Parents will go without insurance if they can get their kids covered, essentially. So the government won't have to pay more money in subsidies for the parents AND the kids. It's perverted, but it works. And now it works even better, according to the very latest from the CBO at the request of Rep. Frank Pallone (D-NJ), evaluating his CHIP extension bill.
At your request, the Congressional Budget Office and the staff of the Joint Committee on Taxation (JCT) have completed a preliminary estimate of the budgetary effects of extending funding for the Children’s Health Insurance Program (CHIP) for 10 years using specifications provided by your staff.
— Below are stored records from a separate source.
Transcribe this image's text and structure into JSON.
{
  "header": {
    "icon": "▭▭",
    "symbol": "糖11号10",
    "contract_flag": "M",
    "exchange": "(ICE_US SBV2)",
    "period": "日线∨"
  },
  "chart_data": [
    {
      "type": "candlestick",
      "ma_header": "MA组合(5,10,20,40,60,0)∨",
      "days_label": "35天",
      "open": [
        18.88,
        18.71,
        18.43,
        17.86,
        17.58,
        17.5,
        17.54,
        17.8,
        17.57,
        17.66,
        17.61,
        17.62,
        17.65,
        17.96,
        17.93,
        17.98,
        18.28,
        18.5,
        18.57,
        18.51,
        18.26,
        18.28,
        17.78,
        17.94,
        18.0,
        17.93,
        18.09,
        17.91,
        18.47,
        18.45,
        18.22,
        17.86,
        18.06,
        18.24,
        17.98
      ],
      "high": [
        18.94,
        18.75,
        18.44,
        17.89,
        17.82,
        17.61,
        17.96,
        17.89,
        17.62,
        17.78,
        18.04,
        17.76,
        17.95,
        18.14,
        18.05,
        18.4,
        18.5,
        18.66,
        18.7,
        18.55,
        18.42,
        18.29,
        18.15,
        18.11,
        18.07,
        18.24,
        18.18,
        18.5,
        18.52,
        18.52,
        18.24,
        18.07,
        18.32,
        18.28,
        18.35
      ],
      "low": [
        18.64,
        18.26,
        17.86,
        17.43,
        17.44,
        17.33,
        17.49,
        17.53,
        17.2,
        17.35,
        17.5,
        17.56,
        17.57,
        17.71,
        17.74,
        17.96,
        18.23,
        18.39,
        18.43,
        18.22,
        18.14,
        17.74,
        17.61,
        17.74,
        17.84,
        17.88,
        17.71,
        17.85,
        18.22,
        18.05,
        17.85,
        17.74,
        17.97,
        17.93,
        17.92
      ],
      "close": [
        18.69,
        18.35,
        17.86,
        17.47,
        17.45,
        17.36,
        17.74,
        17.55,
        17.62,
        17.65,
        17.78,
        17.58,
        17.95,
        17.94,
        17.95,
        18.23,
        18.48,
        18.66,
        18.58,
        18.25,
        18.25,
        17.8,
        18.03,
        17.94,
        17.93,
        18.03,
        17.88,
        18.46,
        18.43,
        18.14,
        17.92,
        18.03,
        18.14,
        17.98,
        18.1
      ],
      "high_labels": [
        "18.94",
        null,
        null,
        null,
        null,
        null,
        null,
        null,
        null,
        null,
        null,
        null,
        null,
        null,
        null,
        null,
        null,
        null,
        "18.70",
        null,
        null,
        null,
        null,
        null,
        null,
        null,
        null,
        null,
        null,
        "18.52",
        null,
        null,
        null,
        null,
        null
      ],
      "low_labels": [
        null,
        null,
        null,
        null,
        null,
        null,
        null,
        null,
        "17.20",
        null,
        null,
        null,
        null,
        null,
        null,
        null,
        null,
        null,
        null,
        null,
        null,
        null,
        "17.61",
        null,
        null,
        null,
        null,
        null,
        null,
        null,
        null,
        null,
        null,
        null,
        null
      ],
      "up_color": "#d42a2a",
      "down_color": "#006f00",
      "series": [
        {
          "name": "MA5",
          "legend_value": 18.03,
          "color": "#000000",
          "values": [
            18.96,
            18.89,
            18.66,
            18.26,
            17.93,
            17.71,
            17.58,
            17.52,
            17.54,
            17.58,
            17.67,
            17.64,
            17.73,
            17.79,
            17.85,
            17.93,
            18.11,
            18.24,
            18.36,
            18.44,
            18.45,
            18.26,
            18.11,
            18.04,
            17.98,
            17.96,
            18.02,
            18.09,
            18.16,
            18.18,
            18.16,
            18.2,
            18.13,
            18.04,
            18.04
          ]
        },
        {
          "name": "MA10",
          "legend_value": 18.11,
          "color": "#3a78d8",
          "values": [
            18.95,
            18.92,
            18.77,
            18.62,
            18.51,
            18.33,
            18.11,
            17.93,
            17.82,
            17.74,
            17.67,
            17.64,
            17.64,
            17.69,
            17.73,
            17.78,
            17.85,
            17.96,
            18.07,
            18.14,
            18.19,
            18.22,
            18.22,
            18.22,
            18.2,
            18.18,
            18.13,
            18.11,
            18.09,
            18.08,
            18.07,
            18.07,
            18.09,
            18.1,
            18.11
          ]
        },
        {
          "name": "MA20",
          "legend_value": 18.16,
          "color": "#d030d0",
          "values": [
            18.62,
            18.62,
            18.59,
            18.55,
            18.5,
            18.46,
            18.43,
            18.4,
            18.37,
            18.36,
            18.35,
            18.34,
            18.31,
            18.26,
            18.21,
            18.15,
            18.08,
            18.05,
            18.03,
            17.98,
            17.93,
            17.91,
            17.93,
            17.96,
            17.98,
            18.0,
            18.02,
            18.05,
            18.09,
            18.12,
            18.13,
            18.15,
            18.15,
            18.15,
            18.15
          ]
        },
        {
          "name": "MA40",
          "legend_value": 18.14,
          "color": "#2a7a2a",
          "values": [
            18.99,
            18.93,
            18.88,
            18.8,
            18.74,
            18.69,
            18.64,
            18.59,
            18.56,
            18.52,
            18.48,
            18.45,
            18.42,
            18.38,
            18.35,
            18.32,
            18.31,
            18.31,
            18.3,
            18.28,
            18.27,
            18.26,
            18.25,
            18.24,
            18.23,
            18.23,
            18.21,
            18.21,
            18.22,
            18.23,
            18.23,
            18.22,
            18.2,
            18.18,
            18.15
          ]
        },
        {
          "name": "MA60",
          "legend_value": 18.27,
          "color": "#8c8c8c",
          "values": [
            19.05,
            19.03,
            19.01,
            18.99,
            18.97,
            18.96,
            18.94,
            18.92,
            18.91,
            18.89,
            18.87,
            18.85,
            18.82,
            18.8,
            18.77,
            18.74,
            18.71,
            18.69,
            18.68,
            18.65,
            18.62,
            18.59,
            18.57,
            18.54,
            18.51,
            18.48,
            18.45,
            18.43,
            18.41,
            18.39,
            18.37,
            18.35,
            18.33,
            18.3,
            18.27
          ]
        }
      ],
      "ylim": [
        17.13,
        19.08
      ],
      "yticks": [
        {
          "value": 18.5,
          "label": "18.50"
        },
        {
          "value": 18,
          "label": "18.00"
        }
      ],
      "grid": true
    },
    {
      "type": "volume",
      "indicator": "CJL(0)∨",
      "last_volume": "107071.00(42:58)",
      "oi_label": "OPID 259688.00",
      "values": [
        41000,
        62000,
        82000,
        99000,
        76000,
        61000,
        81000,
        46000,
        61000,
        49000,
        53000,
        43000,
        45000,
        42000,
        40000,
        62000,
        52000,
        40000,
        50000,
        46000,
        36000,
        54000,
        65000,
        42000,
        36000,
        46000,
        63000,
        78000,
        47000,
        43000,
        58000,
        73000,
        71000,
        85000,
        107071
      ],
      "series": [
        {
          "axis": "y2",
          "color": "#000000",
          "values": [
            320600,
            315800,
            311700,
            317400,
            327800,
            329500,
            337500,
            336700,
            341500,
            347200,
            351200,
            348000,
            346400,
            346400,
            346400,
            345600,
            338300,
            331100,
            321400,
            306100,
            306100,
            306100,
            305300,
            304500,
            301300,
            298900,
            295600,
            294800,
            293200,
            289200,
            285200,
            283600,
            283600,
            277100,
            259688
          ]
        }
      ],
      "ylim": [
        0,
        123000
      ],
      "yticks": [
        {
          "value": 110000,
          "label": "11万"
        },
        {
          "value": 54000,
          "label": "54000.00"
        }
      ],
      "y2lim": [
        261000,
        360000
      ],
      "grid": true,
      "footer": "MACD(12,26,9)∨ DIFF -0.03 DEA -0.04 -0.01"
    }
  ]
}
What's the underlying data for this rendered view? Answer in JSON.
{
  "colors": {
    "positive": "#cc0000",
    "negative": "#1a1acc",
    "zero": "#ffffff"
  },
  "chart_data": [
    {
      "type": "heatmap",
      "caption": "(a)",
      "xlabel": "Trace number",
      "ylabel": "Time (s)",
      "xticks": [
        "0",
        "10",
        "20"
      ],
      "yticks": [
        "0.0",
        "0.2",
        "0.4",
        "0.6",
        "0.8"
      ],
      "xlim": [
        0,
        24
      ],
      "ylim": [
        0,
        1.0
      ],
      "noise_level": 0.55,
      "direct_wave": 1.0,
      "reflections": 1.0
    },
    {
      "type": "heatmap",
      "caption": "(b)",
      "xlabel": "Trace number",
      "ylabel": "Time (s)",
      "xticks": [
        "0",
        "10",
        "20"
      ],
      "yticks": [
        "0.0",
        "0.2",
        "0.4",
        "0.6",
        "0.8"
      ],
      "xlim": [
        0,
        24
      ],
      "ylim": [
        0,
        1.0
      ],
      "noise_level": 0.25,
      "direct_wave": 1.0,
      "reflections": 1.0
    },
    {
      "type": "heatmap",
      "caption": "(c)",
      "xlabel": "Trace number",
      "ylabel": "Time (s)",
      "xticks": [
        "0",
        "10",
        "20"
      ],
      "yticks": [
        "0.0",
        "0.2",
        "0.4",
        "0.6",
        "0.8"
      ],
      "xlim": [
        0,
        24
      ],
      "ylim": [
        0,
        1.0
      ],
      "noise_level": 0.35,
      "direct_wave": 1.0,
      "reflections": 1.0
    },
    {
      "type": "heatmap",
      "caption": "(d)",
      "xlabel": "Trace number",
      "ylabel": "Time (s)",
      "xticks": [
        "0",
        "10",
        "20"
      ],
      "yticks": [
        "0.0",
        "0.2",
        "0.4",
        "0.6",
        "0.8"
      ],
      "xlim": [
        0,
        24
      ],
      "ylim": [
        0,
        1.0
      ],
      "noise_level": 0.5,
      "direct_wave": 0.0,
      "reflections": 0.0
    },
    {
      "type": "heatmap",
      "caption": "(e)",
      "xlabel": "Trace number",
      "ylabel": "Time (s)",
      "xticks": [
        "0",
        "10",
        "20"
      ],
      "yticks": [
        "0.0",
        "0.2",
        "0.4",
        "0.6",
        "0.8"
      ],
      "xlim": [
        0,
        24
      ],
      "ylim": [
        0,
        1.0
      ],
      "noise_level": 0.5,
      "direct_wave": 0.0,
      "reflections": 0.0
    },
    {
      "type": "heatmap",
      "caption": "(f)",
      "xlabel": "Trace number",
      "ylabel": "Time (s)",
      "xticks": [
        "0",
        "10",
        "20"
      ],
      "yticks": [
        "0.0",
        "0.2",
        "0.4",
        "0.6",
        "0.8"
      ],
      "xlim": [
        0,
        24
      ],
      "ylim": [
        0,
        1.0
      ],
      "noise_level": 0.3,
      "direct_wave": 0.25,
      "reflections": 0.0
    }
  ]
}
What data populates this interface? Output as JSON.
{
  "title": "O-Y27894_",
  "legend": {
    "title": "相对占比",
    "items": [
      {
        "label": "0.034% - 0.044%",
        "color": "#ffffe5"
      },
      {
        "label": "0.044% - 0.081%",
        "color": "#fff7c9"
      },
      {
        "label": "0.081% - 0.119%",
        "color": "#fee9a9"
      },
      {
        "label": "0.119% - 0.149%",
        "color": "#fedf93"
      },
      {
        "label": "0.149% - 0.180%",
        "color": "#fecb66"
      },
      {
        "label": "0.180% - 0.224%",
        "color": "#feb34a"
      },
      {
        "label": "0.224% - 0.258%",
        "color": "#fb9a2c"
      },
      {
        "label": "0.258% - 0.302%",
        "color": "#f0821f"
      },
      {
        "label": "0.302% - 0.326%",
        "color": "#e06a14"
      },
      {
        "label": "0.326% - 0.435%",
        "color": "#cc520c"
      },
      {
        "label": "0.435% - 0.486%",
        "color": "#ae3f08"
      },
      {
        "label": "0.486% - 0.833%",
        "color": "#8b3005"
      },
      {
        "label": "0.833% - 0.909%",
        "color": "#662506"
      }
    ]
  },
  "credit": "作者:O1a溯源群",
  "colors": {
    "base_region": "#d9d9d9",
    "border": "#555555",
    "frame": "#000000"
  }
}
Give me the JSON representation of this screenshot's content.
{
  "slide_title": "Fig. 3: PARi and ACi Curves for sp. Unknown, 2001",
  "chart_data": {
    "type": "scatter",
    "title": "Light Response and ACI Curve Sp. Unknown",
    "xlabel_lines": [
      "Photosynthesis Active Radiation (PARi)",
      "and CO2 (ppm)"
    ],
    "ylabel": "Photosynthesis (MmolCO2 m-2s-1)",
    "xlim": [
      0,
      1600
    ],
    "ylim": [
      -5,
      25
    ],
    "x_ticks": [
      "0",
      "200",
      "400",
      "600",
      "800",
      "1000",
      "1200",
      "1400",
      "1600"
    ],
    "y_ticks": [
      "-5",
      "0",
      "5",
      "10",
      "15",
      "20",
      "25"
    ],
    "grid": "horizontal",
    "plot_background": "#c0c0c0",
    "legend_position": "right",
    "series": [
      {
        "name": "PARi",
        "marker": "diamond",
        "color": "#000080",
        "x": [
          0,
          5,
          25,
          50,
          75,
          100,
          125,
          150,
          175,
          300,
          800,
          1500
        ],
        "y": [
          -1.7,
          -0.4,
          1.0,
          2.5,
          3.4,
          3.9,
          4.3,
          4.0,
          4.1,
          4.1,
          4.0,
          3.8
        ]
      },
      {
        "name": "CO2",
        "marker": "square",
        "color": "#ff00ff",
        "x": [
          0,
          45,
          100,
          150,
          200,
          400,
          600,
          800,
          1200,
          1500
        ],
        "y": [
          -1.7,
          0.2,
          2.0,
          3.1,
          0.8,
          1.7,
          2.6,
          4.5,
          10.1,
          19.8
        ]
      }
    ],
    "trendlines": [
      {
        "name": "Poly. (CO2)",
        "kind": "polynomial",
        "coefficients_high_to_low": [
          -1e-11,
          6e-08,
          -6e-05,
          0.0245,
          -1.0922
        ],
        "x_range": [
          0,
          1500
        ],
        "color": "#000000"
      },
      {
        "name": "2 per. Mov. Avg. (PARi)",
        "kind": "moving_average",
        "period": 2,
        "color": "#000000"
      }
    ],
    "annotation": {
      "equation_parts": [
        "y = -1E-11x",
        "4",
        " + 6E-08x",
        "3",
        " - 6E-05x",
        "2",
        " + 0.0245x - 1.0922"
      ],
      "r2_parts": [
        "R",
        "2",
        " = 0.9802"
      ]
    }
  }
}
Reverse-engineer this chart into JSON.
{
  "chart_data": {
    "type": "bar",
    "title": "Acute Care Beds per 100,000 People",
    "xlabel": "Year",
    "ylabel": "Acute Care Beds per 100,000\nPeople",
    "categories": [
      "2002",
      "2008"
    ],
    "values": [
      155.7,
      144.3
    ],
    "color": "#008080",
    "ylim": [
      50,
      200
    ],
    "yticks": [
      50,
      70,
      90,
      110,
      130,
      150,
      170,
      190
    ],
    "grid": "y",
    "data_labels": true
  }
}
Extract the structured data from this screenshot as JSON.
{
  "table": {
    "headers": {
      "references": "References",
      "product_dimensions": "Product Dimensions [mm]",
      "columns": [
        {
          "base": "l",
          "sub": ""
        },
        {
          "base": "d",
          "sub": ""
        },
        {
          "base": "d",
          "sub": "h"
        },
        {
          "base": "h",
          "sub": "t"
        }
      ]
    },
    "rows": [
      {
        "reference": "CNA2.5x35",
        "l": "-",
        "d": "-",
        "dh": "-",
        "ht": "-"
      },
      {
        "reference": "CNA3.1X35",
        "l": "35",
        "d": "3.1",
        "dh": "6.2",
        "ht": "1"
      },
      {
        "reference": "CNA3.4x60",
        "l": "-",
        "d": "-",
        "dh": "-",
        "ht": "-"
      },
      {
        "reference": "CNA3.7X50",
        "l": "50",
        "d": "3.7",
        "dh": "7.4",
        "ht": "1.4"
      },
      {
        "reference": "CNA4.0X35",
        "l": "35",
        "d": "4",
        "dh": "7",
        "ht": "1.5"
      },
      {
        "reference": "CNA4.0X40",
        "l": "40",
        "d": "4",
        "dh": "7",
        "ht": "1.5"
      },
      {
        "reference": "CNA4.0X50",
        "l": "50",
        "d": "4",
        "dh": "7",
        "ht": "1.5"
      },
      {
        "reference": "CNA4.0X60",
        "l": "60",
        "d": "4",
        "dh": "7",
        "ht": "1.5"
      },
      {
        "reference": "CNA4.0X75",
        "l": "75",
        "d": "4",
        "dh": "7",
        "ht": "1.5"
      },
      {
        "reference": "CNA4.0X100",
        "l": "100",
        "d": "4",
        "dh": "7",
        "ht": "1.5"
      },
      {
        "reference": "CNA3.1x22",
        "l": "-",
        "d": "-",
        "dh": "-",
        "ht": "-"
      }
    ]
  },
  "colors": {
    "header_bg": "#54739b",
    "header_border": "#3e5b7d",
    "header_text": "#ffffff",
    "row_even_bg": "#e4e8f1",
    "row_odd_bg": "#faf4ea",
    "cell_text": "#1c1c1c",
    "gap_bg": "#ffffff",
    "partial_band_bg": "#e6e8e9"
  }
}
Under those specifications, the provisions of S. 1827, the Keep Kids’ Insurance Dependable and Secure Act of 2017 (KIDS Act), would be extended. In particular, all of the provisions that would be in place in 2022, the final year of funding under that Act, would continue unchanged for the remainder of the 2023-2027 period. The agencies estimate that enacting such legislation would decrease the deficit by $6.0 billion over the 2018- 2027 period.
Yes, extending CHIP for ten years doesn't only not cost anything, it decreases the deficit by $6 billion. That means there doesn't need to be anything at all traded for extending CHIP for five—or ten—years. They don't need to find other things to cut in order to do this. They've already taken care of that.
There is absolutely no reason for Republican leadership to not immediately take up a clean funding bill for CHIP. Except for the fact that they're all leaving town Thursday afternoon for the long MLK Holiday weekend. Because priorities.